Arizona Devlet Üniversitesi’nden üç ekonomist, Kelly Bishop, Nikolai Kuminoff ve Jonathan Ketcham, Amerikan Çevre Koruma Ajansı’nın (EPA) hava kalitesi verilerini, 65 yaş üzeri 6.9 milyon Amerikalının sağlık raporları ile karşılaştırdı. EPA, bu arada yeni hava kalitesi standartlarını uyulup uyulmadığı konusunda çok ciddi bir denetleme mekanizmasını devreye soktu.
Bu üç ekonomist sonuçta hava kirliliği standartlarını harfiyen uygulayan eyaletlerde Alzheimer vakalarında düşüş tespit etti. Ketcham’a göre EPA standartlarının sıkı bir şekilde uygulanmasıyla ülke bazında demans hastası sayısında 140.000’lik bir düşüş yaşandı. Bu da ülke ekonomisi üzerindeki hastalık yükünün 163 milyar dolar azalması anlamına geliyor.
Hava kirliliği beyni nasıl etkiliyor?
Bilim insanları artık kirli havanın beyne nasıl hasar verdiğini, soluduğunuz kirli havanın yıllar sonra sinir dejenerasyonuna nasıl yol açtığını keşfetmiş bulunuyor. Kirli havayı içinize çektiğiniz zaman küçük partiküller akciğerlerinize yerleşiyor ve buradan kan dolaşımına karışıyor. Bunun sonucunda bağışıklık tepkisi tetikleniyor. Bağışıklık sistemi bu istilacı parçacıkları tuzağa düşürmek, hapsetmek ve yerinden söküp atmağa çalışırken, zamanla bu tepki sistemik enflamasyona veya vücutta aşırı uyarılmış bir bağışıklık tepkisine dönüşüyor.
Finch, hava kirliliğinin sistemik enflamasyon yoluyla beyni etkilediğine dikkat çekiyor. 2017 yılında Finch ve meslektaşları yürüttükleri bir laboratuvar çalışmasında hava kirliliğine maruz kalan farelerde önce enflamasyon, daha sonra beyinlerinde Alzheimer plakalarının oluştuğunu saptadı.

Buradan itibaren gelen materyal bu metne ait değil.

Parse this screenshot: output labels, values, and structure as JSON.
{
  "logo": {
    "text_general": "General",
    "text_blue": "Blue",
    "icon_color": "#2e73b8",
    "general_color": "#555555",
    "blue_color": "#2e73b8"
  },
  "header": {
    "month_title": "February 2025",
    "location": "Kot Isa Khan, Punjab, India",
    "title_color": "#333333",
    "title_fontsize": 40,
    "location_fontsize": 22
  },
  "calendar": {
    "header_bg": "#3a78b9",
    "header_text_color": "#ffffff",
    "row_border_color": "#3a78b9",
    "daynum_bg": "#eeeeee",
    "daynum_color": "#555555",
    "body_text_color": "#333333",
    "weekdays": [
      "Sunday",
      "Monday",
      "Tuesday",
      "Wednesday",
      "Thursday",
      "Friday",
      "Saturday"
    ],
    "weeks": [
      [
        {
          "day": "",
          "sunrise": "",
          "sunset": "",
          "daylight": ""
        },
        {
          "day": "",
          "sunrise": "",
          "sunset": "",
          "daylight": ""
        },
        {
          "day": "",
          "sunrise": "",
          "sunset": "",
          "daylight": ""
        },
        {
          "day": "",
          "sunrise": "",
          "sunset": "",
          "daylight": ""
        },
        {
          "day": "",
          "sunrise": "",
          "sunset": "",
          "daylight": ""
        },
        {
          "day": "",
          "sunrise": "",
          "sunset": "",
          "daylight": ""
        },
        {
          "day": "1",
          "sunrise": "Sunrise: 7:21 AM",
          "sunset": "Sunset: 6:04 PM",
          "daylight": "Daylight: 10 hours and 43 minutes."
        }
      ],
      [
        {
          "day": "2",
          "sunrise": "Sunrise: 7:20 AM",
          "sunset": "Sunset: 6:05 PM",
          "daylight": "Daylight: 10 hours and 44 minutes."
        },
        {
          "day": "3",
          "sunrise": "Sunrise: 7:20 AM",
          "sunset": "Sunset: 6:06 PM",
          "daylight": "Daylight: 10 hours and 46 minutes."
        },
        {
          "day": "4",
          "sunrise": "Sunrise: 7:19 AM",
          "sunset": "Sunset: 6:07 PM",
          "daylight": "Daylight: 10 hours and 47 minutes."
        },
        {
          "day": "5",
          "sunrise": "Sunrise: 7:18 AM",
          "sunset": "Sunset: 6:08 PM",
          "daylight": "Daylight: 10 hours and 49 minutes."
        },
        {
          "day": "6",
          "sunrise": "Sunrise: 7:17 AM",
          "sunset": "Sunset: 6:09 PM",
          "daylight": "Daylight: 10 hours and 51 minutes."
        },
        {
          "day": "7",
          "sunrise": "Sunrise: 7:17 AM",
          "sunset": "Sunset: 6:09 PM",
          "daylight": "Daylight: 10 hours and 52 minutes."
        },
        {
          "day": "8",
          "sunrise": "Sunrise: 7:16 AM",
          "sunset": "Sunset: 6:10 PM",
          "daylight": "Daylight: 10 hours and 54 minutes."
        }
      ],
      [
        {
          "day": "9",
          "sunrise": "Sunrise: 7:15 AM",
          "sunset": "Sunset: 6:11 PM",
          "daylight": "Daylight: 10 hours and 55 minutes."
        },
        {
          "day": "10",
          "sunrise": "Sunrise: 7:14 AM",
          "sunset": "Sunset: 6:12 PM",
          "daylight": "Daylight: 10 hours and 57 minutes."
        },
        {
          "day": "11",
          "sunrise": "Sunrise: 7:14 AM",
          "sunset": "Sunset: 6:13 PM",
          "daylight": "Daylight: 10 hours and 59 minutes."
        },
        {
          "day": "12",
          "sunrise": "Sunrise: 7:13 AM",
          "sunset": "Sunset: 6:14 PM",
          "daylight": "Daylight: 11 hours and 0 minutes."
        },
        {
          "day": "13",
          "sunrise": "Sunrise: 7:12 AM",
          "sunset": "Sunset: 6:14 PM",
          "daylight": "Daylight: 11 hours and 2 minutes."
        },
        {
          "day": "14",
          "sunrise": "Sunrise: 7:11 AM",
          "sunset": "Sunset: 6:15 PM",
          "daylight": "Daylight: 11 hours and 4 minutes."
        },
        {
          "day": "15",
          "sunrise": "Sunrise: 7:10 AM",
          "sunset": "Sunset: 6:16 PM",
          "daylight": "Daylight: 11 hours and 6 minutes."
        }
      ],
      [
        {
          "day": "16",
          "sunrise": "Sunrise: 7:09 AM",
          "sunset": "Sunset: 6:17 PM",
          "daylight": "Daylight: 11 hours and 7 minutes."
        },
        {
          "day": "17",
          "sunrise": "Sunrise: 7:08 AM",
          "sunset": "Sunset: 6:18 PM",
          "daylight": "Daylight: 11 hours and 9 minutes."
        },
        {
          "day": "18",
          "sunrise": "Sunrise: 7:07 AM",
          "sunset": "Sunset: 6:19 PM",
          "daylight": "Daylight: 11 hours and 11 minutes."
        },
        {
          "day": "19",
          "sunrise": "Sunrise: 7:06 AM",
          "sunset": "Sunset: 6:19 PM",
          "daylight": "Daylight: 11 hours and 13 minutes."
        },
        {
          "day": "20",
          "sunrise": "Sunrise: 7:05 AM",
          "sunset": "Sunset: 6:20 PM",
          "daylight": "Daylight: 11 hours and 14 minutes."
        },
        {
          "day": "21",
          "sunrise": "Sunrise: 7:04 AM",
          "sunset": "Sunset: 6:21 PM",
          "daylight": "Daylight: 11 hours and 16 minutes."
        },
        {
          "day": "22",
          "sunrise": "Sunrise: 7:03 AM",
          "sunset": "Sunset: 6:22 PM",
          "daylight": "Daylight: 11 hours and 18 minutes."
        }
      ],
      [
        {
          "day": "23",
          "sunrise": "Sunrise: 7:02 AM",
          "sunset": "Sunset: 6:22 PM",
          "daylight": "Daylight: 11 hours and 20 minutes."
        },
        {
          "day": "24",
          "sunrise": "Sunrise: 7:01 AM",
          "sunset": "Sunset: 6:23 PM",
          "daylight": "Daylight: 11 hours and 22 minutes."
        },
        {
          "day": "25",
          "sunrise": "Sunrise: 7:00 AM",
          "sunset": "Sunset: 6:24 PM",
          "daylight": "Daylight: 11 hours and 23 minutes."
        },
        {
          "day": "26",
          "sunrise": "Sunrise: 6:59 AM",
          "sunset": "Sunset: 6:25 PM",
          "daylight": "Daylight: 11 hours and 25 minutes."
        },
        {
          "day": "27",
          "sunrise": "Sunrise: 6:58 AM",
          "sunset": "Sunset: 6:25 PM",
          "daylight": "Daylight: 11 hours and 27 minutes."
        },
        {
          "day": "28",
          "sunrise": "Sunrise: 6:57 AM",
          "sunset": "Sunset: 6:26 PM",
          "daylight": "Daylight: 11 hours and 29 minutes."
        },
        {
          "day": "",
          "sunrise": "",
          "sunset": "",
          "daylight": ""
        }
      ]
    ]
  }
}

Bu bulgular ne gibi değişiklikler yaratabilir?
Bu bulgular nöro-dejeneratif hastalıkların daha iyi anlaşılmasına yol açabilir. Texas Üniversitesi Beyin Sağlığı Konsorsiyumu yetkililerinden George Perry, bu yeni çalışmalar sayesinde hava kirliliği ve Alzheimer bağlantısının kesinlik kazanacağına inanıyor. Perry, demansı kanserle aynı kefeye koyuyor. Demansın, pek çok faktörün bir araya gelmesiyle ortaya çıktığını belirten Perry, “İnsanlar sigara içmediği veya hava kirliliğine maruz kalmadığı halde kansere yakalanabilir, ancak bu iki faktör riski artırır” diyor.